Finding better ‘quality’ information on the internet

Let’s be clear – I am not suggesting that the myriad of opinion editorial pieces, lists of ten most amazing skin conditions, ten-step programmes to a better marriage, or photo-collages of the best dressed man’s daily sartorial selections, are NOT good quality. However, from time-to-time it is helpful to be able to know what is going on in one’s profession, that has been properly researched, peer-reviewed, copy-edited, and vetted for some degree of accuracy and intellectual rigour. Whether it is useful is far-harder to be sure of!

A few weeks ago, someone asked me to explain how you do a specialist search of the internet for academically more rigorous material, especially ‘latest news’. The answer is easy, Google Scholar gives you only results from sources that are considered to have been independently edited (eg books) or peer-reviewed. You access it just like any Google search but from this niche link; https://scholar.google.co.uk/

Many of the results lead to the full article, or to an abstract that gives you all the information that you really need. Academic journals though, often only allow access to subscribers, but many institutions are now uploading copies of publications to their own site (especially as links from academic staff biographic pages), so when you find something that appears interesting, and you want more than the abstract, then a quick regular Google search for the title and publication may reveal the full article somewhere else (often on a .ac.uk or .edu site).

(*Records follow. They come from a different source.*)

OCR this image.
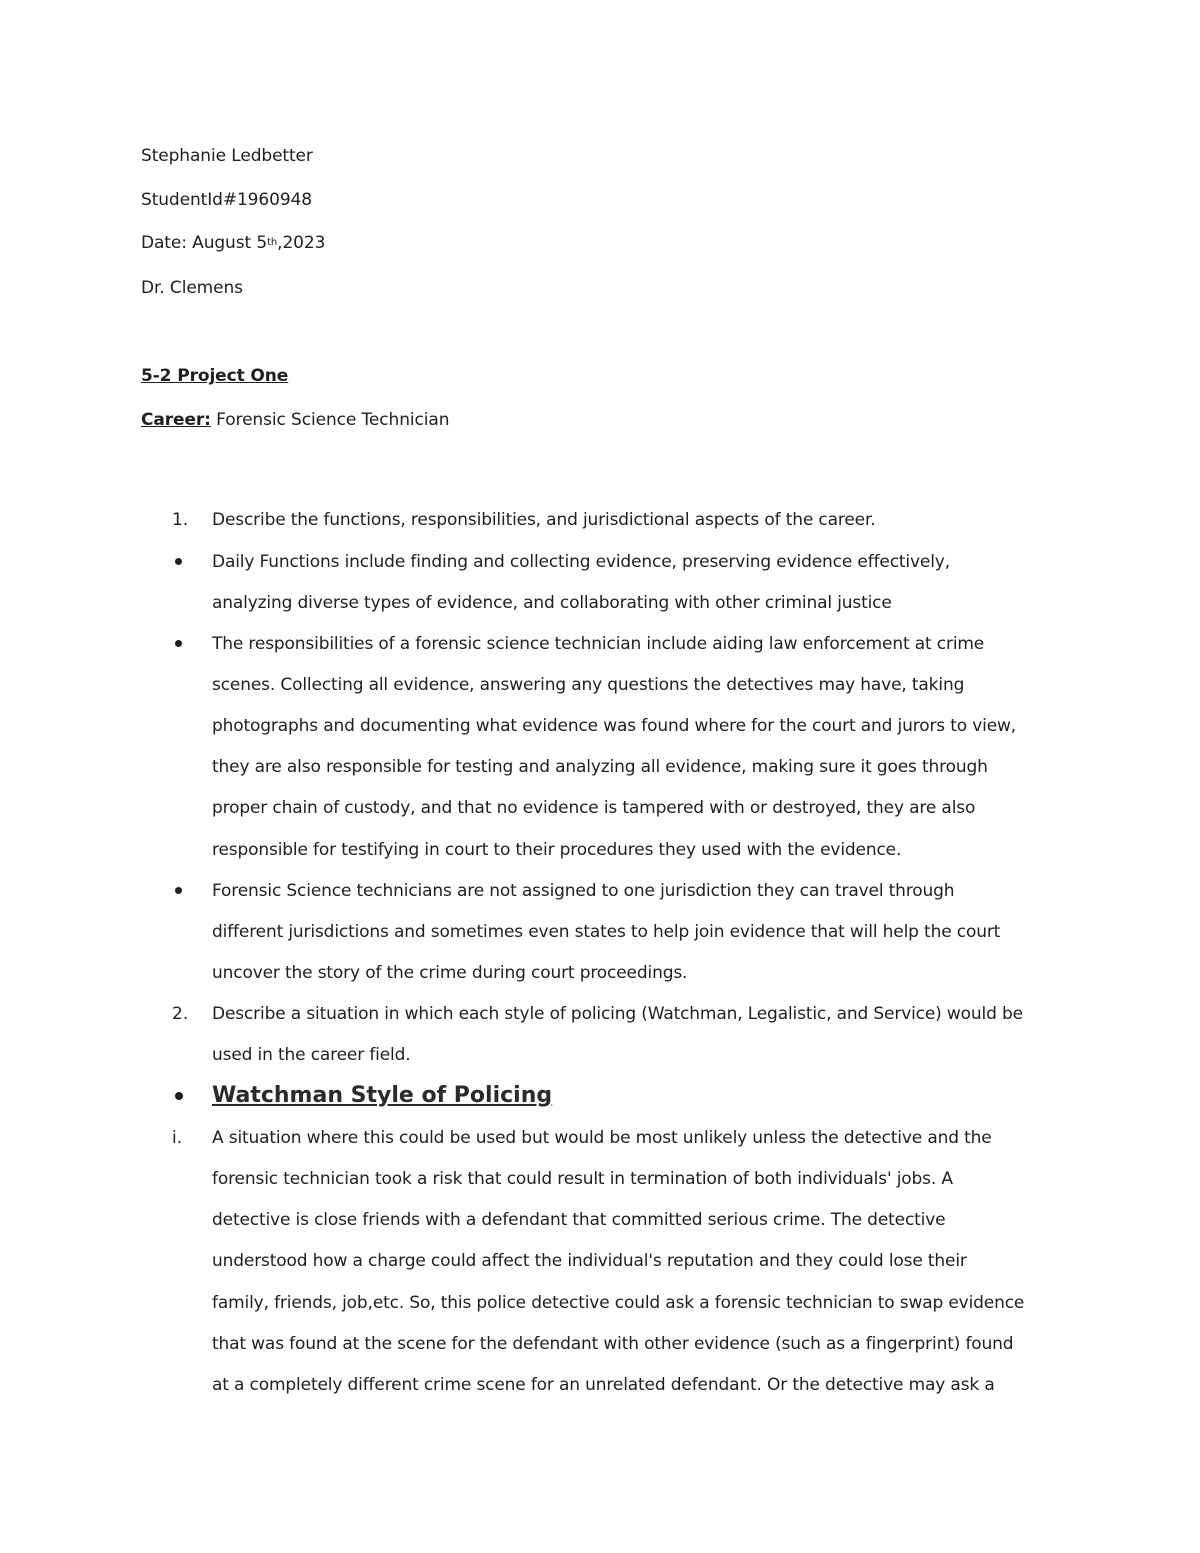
Stephanie Ledbetter
StudentId#1960948
Date: August 5th,2023
Dr. Clemens
5-2 Project One
Career: Forensic Science Technician
1. Describe the functions, responsibilities, and jurisdictional aspects of the career.
Daily Functions include finding and collecting evidence, preserving evidence effectively,
analyzing diverse types of evidence, and collaborating with other criminal justice
The responsibilities of a forensic science technician include aiding law enforcement at crime
scenes. Collecting all evidence, answering any questions the detectives may have, taking
photographs and documenting what evidence was found where for the court and jurors to view,
they are also responsible for testing and analyzing all evidence, making sure it goes through
proper chain of custody, and that no evidence is tampered with or destroyed, they are also
responsible for testifying in court to their procedures they used with the evidence.
Forensic Science technicians are not assigned to one jurisdiction they can travel through
different jurisdictions and sometimes even states to help join evidence that will help the court
uncover the story of the crime during court proceedings.
2. Describe a situation in which each style of policing (Watchman, Legalistic, and Service) would be
used in the career field.
Watchman Style of Policing
i. A situation where this could be used but would be most unlikely unless the detective and the
forensic technician took a risk that could result in termination of both individuals' jobs. A
detective is close friends with a defendant that committed serious crime. The detective
understood how a charge could affect the individual's reputation and they could lose their
family, friends, job,etc. So, this police detective could ask a forensic technician to swap evidence
that was found at the scene for the defendant with other evidence (such as a fingerprint) found
at a completely different crime scene for an unrelated defendant. Or the detective may ask a
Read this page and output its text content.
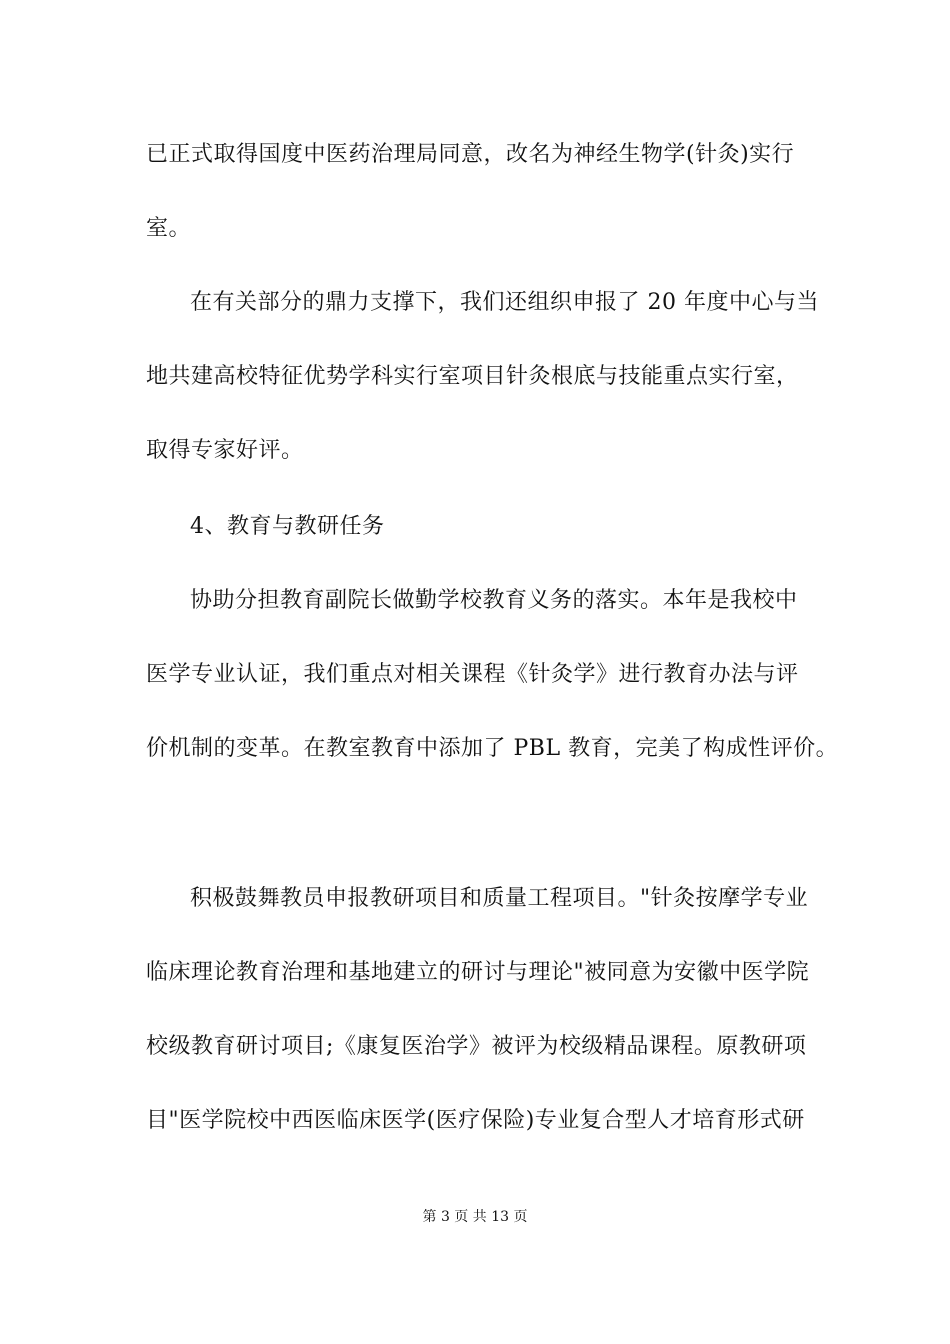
已正式取得国度中医药治理局同意，改名为神经生物学(针灸)实行
室。
在有关部分的鼎力支撑下，我们还组织申报了 20 年度中心与当
地共建高校特征优势学科实行室项目针灸根底与技能重点实行室，
取得专家好评。
4、教育与教研任务
协助分担教育副院长做勤学校教育义务的落实。本年是我校中
医学专业认证，我们重点对相关课程《针灸学》进行教育办法与评
价机制的变革。在教室教育中添加了 PBL 教育，完美了构成性评价。
积极鼓舞教员申报教研项目和质量工程项目。"针灸按摩学专业
临床理论教育治理和基地建立的研讨与理论"被同意为安徽中医学院
校级教育研讨项目;《康复医治学》被评为校级精品课程。原教研项
目"医学院校中西医临床医学(医疗保险)专业复合型人才培育形式研
第 3 页 共 13 页
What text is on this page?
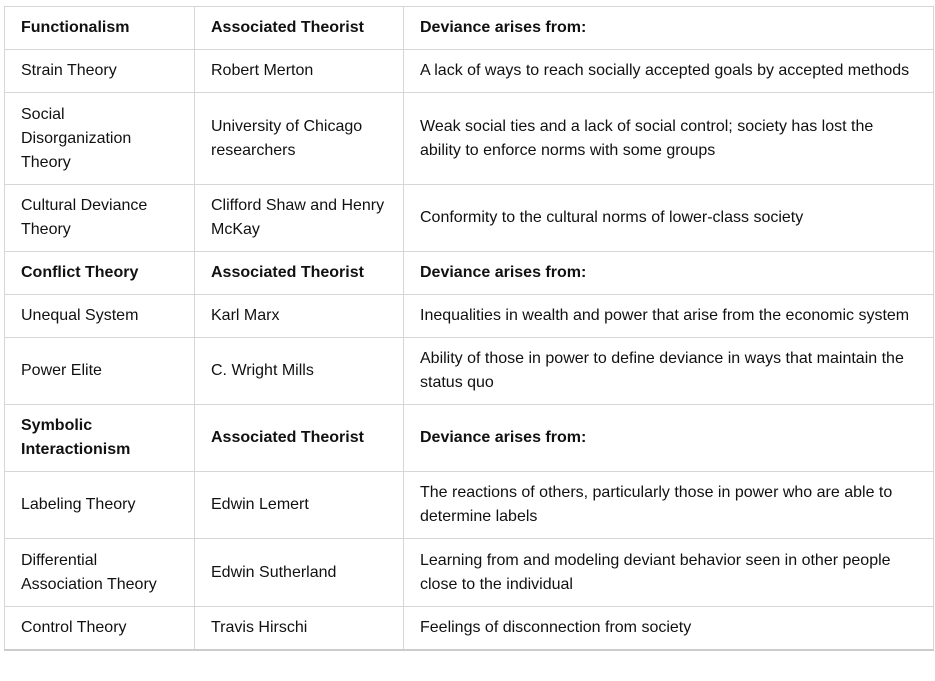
Functionalism	Associated Theorist	Deviance arises from:

Strain Theory	Robert Merton	A lack of ways to reach socially accepted goals by accepted methods

Social Disorganization Theory	University of Chicago researchers	Weak social ties and a lack of social control; society has lost the ability to enforce norms with some groups

Cultural Deviance Theory	Clifford Shaw and Henry McKay	Conformity to the cultural norms of lower-class society

Conflict Theory	Associated Theorist	Deviance arises from:

Unequal System	Karl Marx	Inequalities in wealth and power that arise from the economic system

Power Elite	C. Wright Mills	Ability of those in power to define deviance in ways that maintain the status quo

Symbolic Interactionism	Associated Theorist	Deviance arises from:

Labeling Theory	Edwin Lemert	The reactions of others, particularly those in power who are able to determine labels

Differential Association Theory	Edwin Sutherland	Learning from and modeling deviant behavior seen in other people close to the individual

Control Theory	Travis Hirschi	Feelings of disconnection from society
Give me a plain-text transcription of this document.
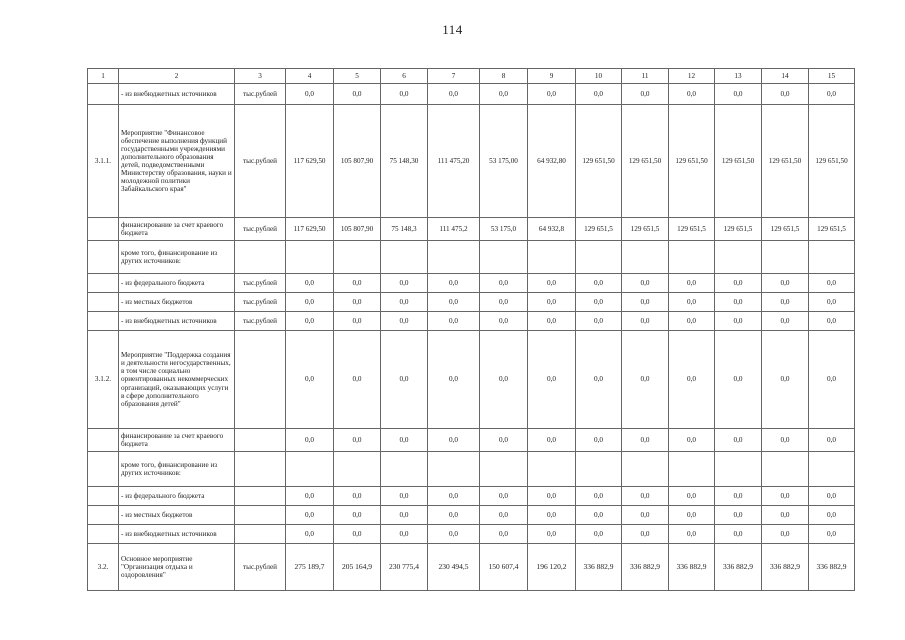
114
1	2	3	4	5	6	7	8	9	10	11	12	13	14	15
	- из внебюджетных источников	тыс.рублей	0,0	0,0	0,0	0,0	0,0	0,0	0,0	0,0	0,0	0,0	0,0	0,0
3.1.1.	Мероприятие "Финансовое обеспечение выполнения функций государственными учреждениями дополнительного образования детей, подведомственными Министерству образования, науки и молодежной политики Забайкальского края"	тыс.рублей	117 629,50	105 807,90	75 148,30	111 475,20	53 175,00	64 932,80	129 651,50	129 651,50	129 651,50	129 651,50	129 651,50	129 651,50
	финансирование за счет краевого бюджета	тыс.рублей	117 629,50	105 807,90	75 148,3	111 475,2	53 175,0	64 932,8	129 651,5	129 651,5	129 651,5	129 651,5	129 651,5	129 651,5
	кроме того, финансирование из других источников:													
	- из федерального бюджета	тыс.рублей	0,0	0,0	0,0	0,0	0,0	0,0	0,0	0,0	0,0	0,0	0,0	0,0
	- из местных бюджетов	тыс.рублей	0,0	0,0	0,0	0,0	0,0	0,0	0,0	0,0	0,0	0,0	0,0	0,0
	- из внебюджетных источников	тыс.рублей	0,0	0,0	0,0	0,0	0,0	0,0	0,0	0,0	0,0	0,0	0,0	0,0
3.1.2.	Мероприятие "Поддержка создания и деятельности негосударственных, в том числе социально ориентированных некоммерческих организаций, оказывающих услуги в сфере дополнительного образования детей"		0,0	0,0	0,0	0,0	0,0	0,0	0,0	0,0	0,0	0,0	0,0	0,0
	финансирование за счет краевого бюджета		0,0	0,0	0,0	0,0	0,0	0,0	0,0	0,0	0,0	0,0	0,0	0,0
	кроме того, финансирование из других источников:													
	- из федерального бюджета		0,0	0,0	0,0	0,0	0,0	0,0	0,0	0,0	0,0	0,0	0,0	0,0
	- из местных бюджетов		0,0	0,0	0,0	0,0	0,0	0,0	0,0	0,0	0,0	0,0	0,0	0,0
	- из внебюджетных источников		0,0	0,0	0,0	0,0	0,0	0,0	0,0	0,0	0,0	0,0	0,0	0,0
3.2.	Основное мероприятие "Организация отдыха и оздоровления"	тыс.рублей	275 189,7	205 164,9	230 775,4	230 494,5	150 607,4	196 120,2	336 882,9	336 882,9	336 882,9	336 882,9	336 882,9	336 882,9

Google Scholar allows you to sort by date which you can then sort by date to get the very latest. You can remove citations and patents to thin the list and obviously refine your search terms as you would with any Google search.

You can create an alert which pings you an email either individually, daily or weekly, when new materials join the search results.

To avoid being distracted and to make it easier to find these email messages, I have a filter set on my gmail account to push any messages with “scholar alert” in the subject header into a category of that name and remove them from the inbox.

I realise that anyone with access to the usual academic library facilities can do far more sophisticated things, but those aren’t available to the vast majority of independent practitioners.

I hope this helps; personally, I use it for the core subjects that I teach and find that it regularly highlights interesting new material.